Mention has also been made of late Monday visits to Quaintways, but nothing was said of the illicit fire-door entrance. Obviously it needed some-one already in the establishment to open up so that those who were ambitious could gain free admission. I don’t think this happened very often though, as nobody could afford the initial entrance fee.

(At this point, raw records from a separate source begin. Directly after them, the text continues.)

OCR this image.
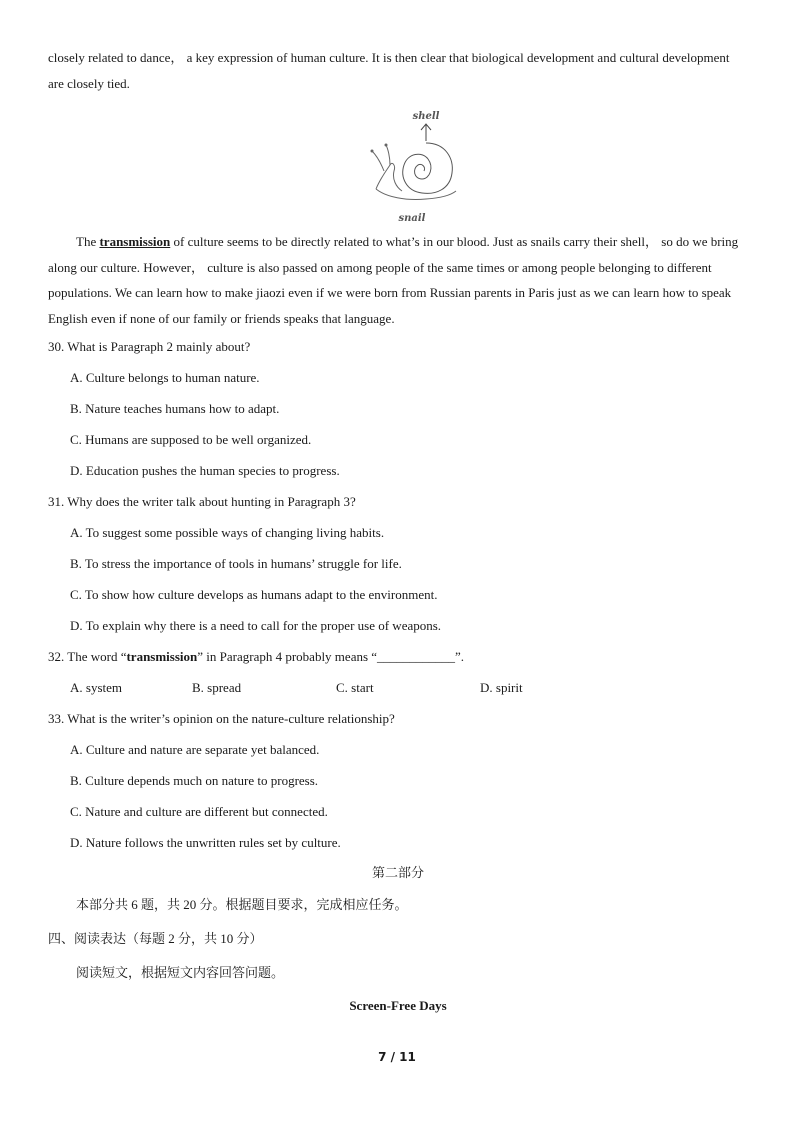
closely related to dance， a key expression of human culture. It is then clear that biological development and cultural development are closely tied.

shell
snail

The transmission of culture seems to be directly related to what’s in our blood. Just as snails carry their shell， so do we bring along our culture. However， culture is also passed on among people of the same times or among people belonging to different populations. We can learn how to make jiaozi even if we were born from Russian parents in Paris just as we can learn how to speak English even if none of our family or friends speaks that language.

30. What is Paragraph 2 mainly about?

A. Culture belongs to human nature.

B. Nature teaches humans how to adapt.

C. Humans are supposed to be well organized.

D. Education pushes the human species to progress.

31. Why does the writer talk about hunting in Paragraph 3?

A. To suggest some possible ways of changing living habits.

B. To stress the importance of tools in humans’ struggle for life.

C. To show how culture develops as humans adapt to the environment.

D. To explain why there is a need to call for the proper use of weapons.

32. The word “transmission” in Paragraph 4 probably means “____________”.

A. system	B. spread	C. start	D. spirit

33. What is the writer’s opinion on the nature-culture relationship?

A. Culture and nature are separate yet balanced.

B. Culture depends much on nature to progress.

C. Nature and culture are different but connected.

D. Nature follows the unwritten rules set by culture.

第二部分

本部分共 6 题，共 20 分。根据题目要求，完成相应任务。

四、阅读表达（每题 2 分，共 10 分）

阅读短文，根据短文内容回答问题。

Screen-Free Days

7 / 11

Barry Evans [Bas], whose pleasures were small, he drank, at most, two bottles of Mackeson stout, so he was our permanent designated driver. I don’t think the title was invented until 1967, when Barbara Castle played her trump card with the Breathalyser. When I acquired a scooter in 1963, [I learnt how to apply the brakes in that very hard winter] I used to ride the Lambretta from Irby to the Shrewsbury Arms (now the Hinderton Arms) leave the scooter in the pub car park and then go on to the Commercial, Chester in Bas’s motor. John Hughes was the permanent passenger. One Monday, after having imbibed about eight pints, Bas brought me back to pick up the scooter. I drove about a mile along the Chester High Road and there appeared suddenly before me a VW Beetle. I managed to brake reasonably well, but I caught the Beetle’s offside rear wing and dent it. I suspect the driver had been parked in a lay-by and pulled out in front of me. I was in no state to argue about it or call the police so I gave him the £20 he suggested for him to have the wing repaired at Offley’s in Ellesmere Port.
One Monday Hedley, John and I ventured out to Connah’s Quay swimming baths prior to a pub session and, for some reason, went back to the Boathouse in Chester. I was particularly thirsty having swallowed quite a few mouthfuls of chlorinated water so I decided to try a pint of McEwans bitter and was instantly converted to bitter drinking. Up until then brown mixed (mild and brown ale) had been my preferred tipple, so I have to thank Hedley and John for my Road to Damascus moment.